Cidades

PC finalizou que padrasto não foi responsável pela morte do menino Danilo

Segundo a Força-tarefa a conclusão das investigações comprovou que Hian Alves de Oliveira, 18 anos, matou a criança sozinho, em 21 de julho

diario da manha
Foto: Reprodução

De acordo com a confirmação da Polícia Civil (PC), na última segunda-feira (10), o ajudante de pedreiro Hian Alves de Oliveira, 18 anos, foi indiciado pela morte do menino Danilo de Souza Silva, 7 anos, que foi executado em um lamaçal, em uma mata, a 100 metros da sua casa, no Parque Santa Rita, em Goiânia. O padrasto do garoto, visto inicialmente como suspeito de cometer o crime, foi inocentado no decorrer das investigações.

Ainda de acordo com a PC, o Ministério Público de Goiás (MP-GO), deve pedir a soltura do padrasto de Danilo, Reginaldo Lima Santos, que foi detido junto com Hian, em 31 de Julho, por suspeita de envolvimento no crime. Seguindo os trâmites legais, como a prisão preventiva foi decretada pela Justiça, a revogação também deve ocorrer pelo próprio Judiciário.

Para a defesa de Hian de Oliveira, afirmou que ” vai acompanhar todo o procedimento para garantir que sejam cumpridas todas as formalidades e sustenta a inocência”, do cliente. Os advogados não acreditam na motivação que consta na conclusão do inquérito, de que ele tinha ciúmes do padrasto da vítima.

Em nota, o MP-GO considerou que o inquérito após chegar a instituição será distribuído e em seguida analisado pelo promotor ou promotora designado automaticamente para atuar no caso. “Somente após a análise é que o promotor ou promotora designado irá se manifestar”, completou o comunicado.

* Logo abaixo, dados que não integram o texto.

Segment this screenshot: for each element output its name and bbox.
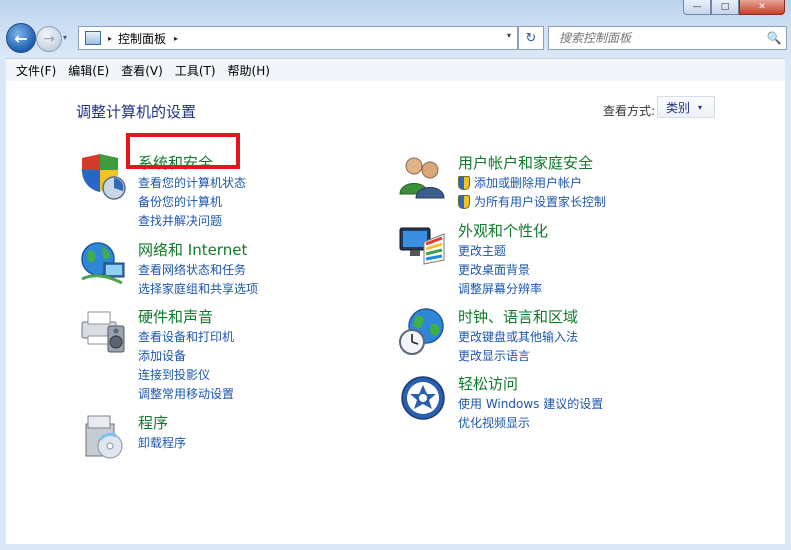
uac-shield-icon — [458, 175, 470, 190]
link-connect-projector[interactable]: 连接到投影仪 — [138, 365, 234, 384]
link-homegroup-sharing[interactable]: 选择家庭组和共享选项 — [138, 279, 258, 298]
link-troubleshoot[interactable]: 查找并解决问题 — [138, 211, 246, 230]
breadcrumb-arrow-icon[interactable]: ▸ — [108, 34, 112, 43]
link-change-background[interactable]: 更改桌面背景 — [458, 260, 542, 279]
link-change-theme[interactable]: 更改主题 — [458, 241, 542, 260]
view-by-label: 查看方式: — [603, 104, 656, 118]
link-view-network-status[interactable]: 查看网络状态和任务 — [138, 260, 258, 279]
forward-arrow-icon: → — [43, 31, 55, 47]
category-title-hardware-sound[interactable]: 硬件和声音 — [138, 306, 213, 327]
users-icon — [399, 157, 445, 199]
security-shield-icon — [82, 154, 126, 200]
programs-disc-box-icon — [85, 415, 123, 459]
clock-globe-icon — [399, 308, 444, 355]
minimize-button[interactable]: — — [683, 0, 711, 15]
refresh-button[interactable]: ↻ — [518, 26, 544, 50]
link-mobility-settings[interactable]: 调整常用移动设置 — [138, 384, 234, 403]
control-panel-icon — [85, 31, 101, 45]
address-bar[interactable]: ▸ 控制面板 ▸ ▾ — [78, 26, 518, 50]
menu-file[interactable]: 文件(F) — [10, 62, 62, 79]
category-title-user-accounts[interactable]: 用户帐户和家庭安全 — [458, 152, 593, 173]
link-devices-printers[interactable]: 查看设备和打印机 — [138, 327, 234, 346]
category-title-network-internet[interactable]: 网络和 Internet — [138, 239, 247, 260]
back-arrow-icon: ← — [14, 28, 28, 48]
monitor-palette-icon — [399, 227, 445, 265]
link-uninstall-program[interactable]: 卸载程序 — [138, 433, 186, 452]
category-title-appearance[interactable]: 外观和个性化 — [458, 220, 548, 241]
navigation-bar: ← → ▾ ▸ 控制面板 ▸ ▾ ↻ 🔍 — [6, 23, 787, 53]
menu-tools[interactable]: 工具(T) — [169, 62, 222, 79]
page-title: 调整计算机的设置 — [76, 103, 197, 121]
caption-buttons: — □ ✕ — [683, 0, 785, 15]
menu-bar: 文件(F) 编辑(E) 查看(V) 工具(T) 帮助(H) — [6, 58, 785, 82]
link-view-computer-status[interactable]: 查看您的计算机状态 — [138, 173, 246, 192]
menu-view[interactable]: 查看(V) — [115, 62, 169, 79]
link-parental-controls[interactable]: 为所有用户设置家长控制 — [458, 192, 606, 211]
close-button[interactable]: ✕ — [739, 0, 785, 15]
link-parental-controls-label: 为所有用户设置家长控制 — [474, 195, 607, 209]
maximize-button[interactable]: □ — [711, 0, 739, 15]
content-area: 调整计算机的设置 查看方式: 类别 ▾ 系统和安全 查看您的计算机状态 备份您的… — [6, 81, 785, 544]
recent-pages-button[interactable]: ▾ — [63, 33, 67, 42]
link-add-remove-accounts-label: 添加或删除用户帐户 — [474, 176, 583, 190]
search-icon[interactable]: 🔍 — [766, 31, 782, 45]
link-windows-recommended[interactable]: 使用 Windows 建议的设置 — [458, 394, 603, 413]
back-button[interactable]: ← — [6, 23, 36, 53]
link-add-remove-accounts[interactable]: 添加或删除用户帐户 — [458, 173, 606, 192]
network-globe-icon — [81, 242, 125, 285]
chevron-down-icon: ▾ — [698, 102, 703, 112]
category-title-clock-language-region[interactable]: 时钟、语言和区域 — [458, 306, 578, 327]
highlight-box — [126, 133, 240, 169]
breadcrumb-control-panel[interactable]: 控制面板 — [118, 30, 166, 47]
view-by-value: 类别 — [666, 100, 691, 115]
menu-edit[interactable]: 编辑(E) — [62, 62, 115, 79]
breadcrumb-arrow-icon[interactable]: ▸ — [174, 34, 178, 43]
uac-shield-icon — [458, 194, 470, 209]
control-panel-window: — □ ✕ ← → ▾ ▸ 控制面板 ▸ ▾ ↻ 🔍 文件(F) 编辑(E) 查… — [0, 0, 791, 550]
link-backup-computer[interactable]: 备份您的计算机 — [138, 192, 246, 211]
ease-of-access-icon — [401, 376, 445, 420]
link-optimize-display[interactable]: 优化视频显示 — [458, 413, 603, 432]
category-title-programs[interactable]: 程序 — [138, 412, 168, 433]
link-change-display-language[interactable]: 更改显示语言 — [458, 346, 578, 365]
refresh-icon: ↻ — [525, 30, 537, 46]
view-by-dropdown[interactable]: 类别 ▾ — [657, 96, 715, 118]
link-change-keyboard[interactable]: 更改键盘或其他输入法 — [458, 327, 578, 346]
printer-speaker-icon — [81, 311, 125, 353]
forward-button[interactable]: → — [36, 26, 62, 52]
search-box[interactable]: 🔍 — [548, 26, 787, 50]
link-screen-resolution[interactable]: 调整屏幕分辨率 — [458, 279, 542, 298]
search-input[interactable] — [557, 30, 766, 46]
category-title-ease-of-access[interactable]: 轻松访问 — [458, 373, 518, 394]
link-add-device[interactable]: 添加设备 — [138, 346, 234, 365]
menu-help[interactable]: 帮助(H) — [222, 62, 276, 79]
address-dropdown-icon[interactable]: ▾ — [507, 31, 511, 40]
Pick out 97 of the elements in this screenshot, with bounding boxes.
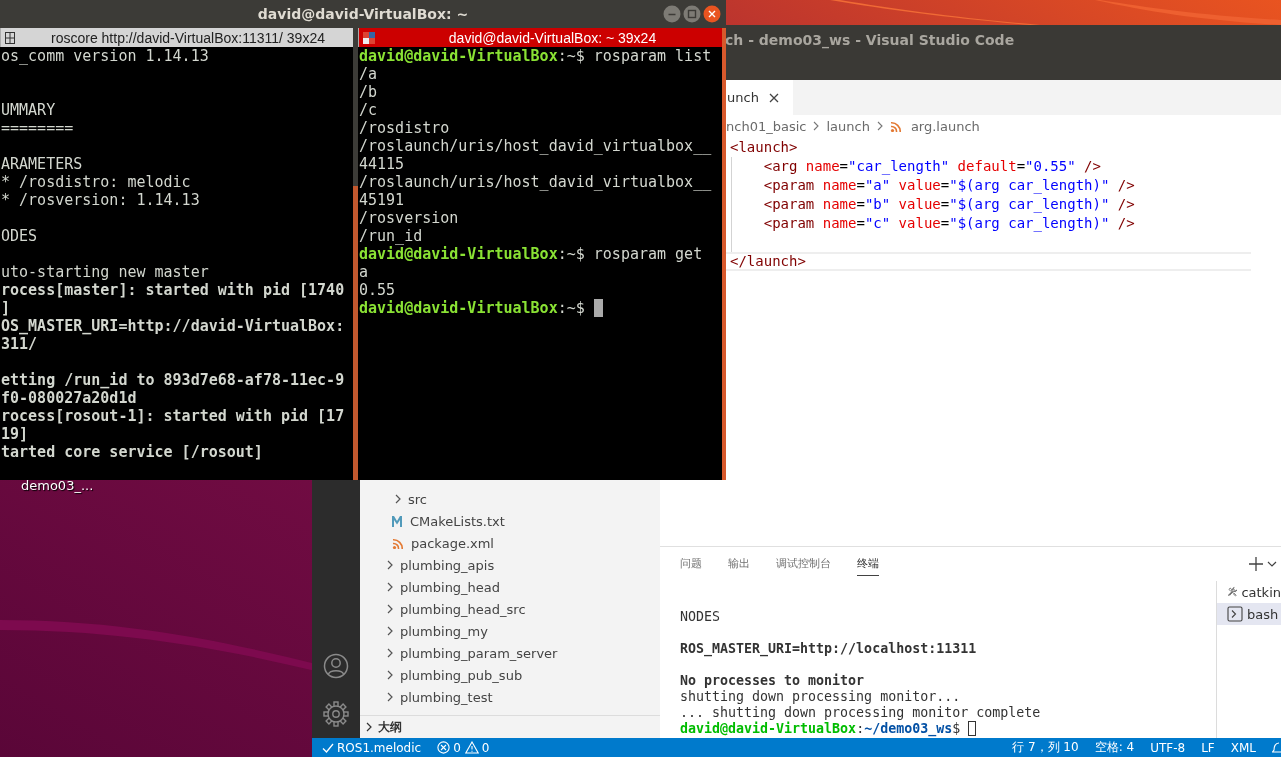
terminal-line: /run_id	[359, 227, 423, 245]
terminal-line: rocess[rosout-1]: started with pid [17	[1, 407, 345, 425]
terminal-line: /rosversion	[359, 209, 459, 227]
terminal-line: 45191	[359, 191, 405, 209]
window-title: david@david-VirtualBox: ~	[257, 6, 469, 22]
tree-item[interactable]: CMakeLists.txt	[360, 510, 660, 532]
terminal-line: ]	[1, 299, 11, 317]
terminal-line: etting /run_id to 893d7e68-af78-11ec-9	[1, 371, 345, 389]
terminal-line: 44115	[359, 155, 405, 173]
settings-icon[interactable]	[323, 701, 349, 727]
breadcrumb-item[interactable]: launch	[826, 118, 870, 134]
panel-tab[interactable]: 调试控制台	[776, 552, 831, 576]
terminal-line: rocess[master]: started with pid [1740	[1, 281, 345, 299]
chevron-icon	[875, 120, 884, 132]
desktop-icon-label[interactable]: demo03_...	[21, 478, 94, 493]
terminal-line: /a	[359, 65, 378, 83]
check-icon	[322, 741, 334, 754]
bell-icon[interactable]	[1272, 740, 1281, 755]
code-line: </launch>	[730, 253, 806, 269]
rss-icon	[889, 120, 901, 132]
warning-icon	[464, 741, 479, 754]
layout-icon[interactable]	[5, 31, 15, 44]
tools-icon	[1227, 584, 1238, 600]
tree-item[interactable]: plumbing_test	[360, 686, 660, 708]
tree-item[interactable]: package.xml	[360, 532, 660, 554]
terminal-line: 311/	[1, 335, 38, 353]
status-item[interactable]: 空格: 4	[1094, 739, 1135, 756]
terminal-list-item[interactable]: catkin	[1217, 581, 1281, 603]
breadcrumb-item[interactable]: arg.launch	[889, 118, 980, 134]
terminal-line: uto-starting new master	[1, 263, 209, 281]
close-icon[interactable]	[768, 92, 779, 103]
layout-icon[interactable]	[363, 31, 375, 44]
tree-item[interactable]: plumbing_apis	[360, 554, 660, 576]
panel-tab[interactable]: 输出	[728, 552, 750, 576]
chevron-icon[interactable]	[1267, 559, 1277, 569]
terminal-line: david@david-VirtualBox:~$ rosparam list	[359, 47, 712, 65]
terminal-line: UMMARY	[1, 101, 56, 119]
terminal-line: os_comm version 1.14.13	[1, 47, 209, 65]
terminal-line: ARAMETERS	[1, 155, 83, 173]
close-button[interactable]	[703, 5, 721, 23]
terminal-line: * /rosversion: 1.14.13	[1, 191, 200, 209]
terminal-line: No processes to monitor	[680, 673, 865, 689]
terminal-line: shutting down processing monitor...	[680, 689, 961, 705]
tree-item[interactable]: src	[360, 488, 660, 510]
chevron-icon	[812, 120, 821, 132]
status-item[interactable]: 0	[437, 740, 461, 755]
terminal-line: david@david-VirtualBox:~/demo03_ws$	[680, 721, 962, 737]
window-title: ch - demo03_ws - Visual Studio Code	[725, 32, 1015, 48]
code-line: <launch>	[730, 139, 798, 155]
terminal-list-item[interactable]: bash	[1217, 603, 1281, 625]
terminal-line: tarted core service [/rosout]	[1, 443, 263, 461]
file-icon	[392, 515, 402, 527]
panel-tab[interactable]: 终端	[857, 552, 879, 576]
code-line: <arg name="car_length" default="0.55" />	[762, 158, 1101, 174]
tree-item[interactable]: plumbing_param_server	[360, 642, 660, 664]
terminal-line: ... shutting down processing monitor complete	[680, 705, 1041, 721]
terminal-line: ODES	[1, 227, 38, 245]
rss-icon	[392, 537, 403, 549]
code-line: <param name="b" value="$(arg car_length)" />	[762, 196, 1135, 212]
terminal-line: a	[359, 263, 369, 281]
tree-item[interactable]: plumbing_head_src	[360, 598, 660, 620]
minimize-button[interactable]	[663, 5, 681, 23]
terminal-line: 19]	[1, 425, 29, 443]
status-item[interactable]: XML	[1230, 740, 1256, 755]
terminal-line: ROS_MASTER_URI=http://localhost:11311	[680, 641, 977, 657]
status-item[interactable]: LF	[1201, 740, 1215, 755]
terminal-line: /rosdistro	[359, 119, 450, 137]
code-line: <param name="a" value="$(arg car_length)" />	[762, 177, 1135, 193]
tree-item[interactable]: plumbing_head	[360, 576, 660, 598]
tree-item[interactable]: plumbing_my	[360, 620, 660, 642]
terminal-line: ========	[1, 119, 74, 137]
pane-title: david@david-VirtualBox: ~ 39x24	[447, 29, 658, 46]
pane-title: roscore http://david-VirtualBox:11311/ 39x24	[50, 29, 326, 46]
terminal-line: 0.55	[359, 281, 396, 299]
terminal-line: f0-080027a20d1d	[1, 389, 137, 407]
breadcrumb-item[interactable]: nch01_basic	[726, 118, 807, 134]
editor-tab[interactable]: unch	[726, 80, 793, 115]
panel-tab[interactable]: 问题	[680, 552, 702, 576]
tree-item[interactable]: plumbing_pub_sub	[360, 664, 660, 686]
status-item[interactable]: 行 7，列 10	[1012, 739, 1079, 756]
terminal-line: david@david-VirtualBox:~$	[359, 299, 586, 317]
plus-icon[interactable]	[1249, 557, 1263, 571]
code-line: <param name="c" value="$(arg car_length)" />	[762, 215, 1135, 231]
terminal-line: * /rosdistro: melodic	[1, 173, 191, 191]
terminal-line: david@david-VirtualBox:~$ rosparam get	[359, 245, 703, 263]
terminal-line: /roslaunch/uris/host_david_virtualbox__	[359, 173, 712, 191]
status-item[interactable]: UTF-8	[1150, 740, 1186, 755]
status-item[interactable]: 0	[464, 740, 490, 755]
error-icon	[437, 741, 451, 754]
terminal-line: NODES	[680, 609, 721, 625]
account-icon[interactable]	[323, 653, 349, 679]
terminal-line: /c	[359, 101, 378, 119]
terminal-line: /b	[359, 83, 378, 101]
terminal-line: OS_MASTER_URI=http://david-VirtualBox:	[1, 317, 345, 335]
terminal-line: /roslaunch/uris/host_david_virtualbox__	[359, 137, 712, 155]
status-item[interactable]: ROS1.melodic	[322, 740, 422, 755]
terminal-icon	[1227, 606, 1243, 622]
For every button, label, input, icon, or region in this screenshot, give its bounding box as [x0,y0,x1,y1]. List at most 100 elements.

Segundo o site G1, conforme relatos da família à PC, Danilo de Souza sumiu no último dia 21 de julho, afirmando ao sair que iria até a casa da avó. Entretanto, seis dias depois, um corpo com as características da criança foi encontrado na região, para no dia posterior ser confirmado pela corporação que se tratava do menino desaparecido.

A morte de Danilo Souza

Segundo o delegado titular da Delegacia de Investigação de Homicídios (DIH), Rilmo Braga, que diligenciou a força-tarefa criada para investigar o crime, Hian Alves que era vizinho da família, atraiu Danilo para a mata, afirmando que buscariam juntos uma pipa que caiu no meio das árvores.

“Ele atraiu o menino para o local dizendo que iria pegar uma pipa e o asfixiou na lama até a morte. Após isso, ouviu um suspiro e, com a ajuda da vara, cutucou para saber se ele já estava morto”.

Ainda para a PC, o servente de pedreiro tinha “certeza que Reginaldo seria apontado como autor do crime, por conta dos antecedentes criminais”, pois já tinha passagem pela polícia por tentativa de homicídio contra sua mulher [mãe do Danilo].

“Ele sentia ciúmes do pai adotivo, o pastor, porque presenciou ajuda financeira para a família do Danilo. O pastor tinha costume de ajudar famílias, mas, nos últimos meses, ele acolhia mais a família do menino”, ressaltou o delegado.

Segundo Braga, Hian Alves planejou a morte de Danilo por cinco dias consecutivos, inclusive analisando toda a rotina da família e como agiria para que a responsabilidade do crime recaísse sobre o padrasto.

O delegado afirmou que as diligências e a reprodução simulada ajudaram a esclarecer que o ajudante de pedreiro cometeu o crime sozinho. Ele será indiciado pelos crimes de homicídio qualificado e ocultação de cadáver.

“Hian contou que a madeira usada estava na casa do pastor, em que ele morava. Achamos estranho. Encontramos a vara e, após isso, colhemos novos depoimentos. Ele então afirmou que não teria a participação do padrasto”, reforçou Braga.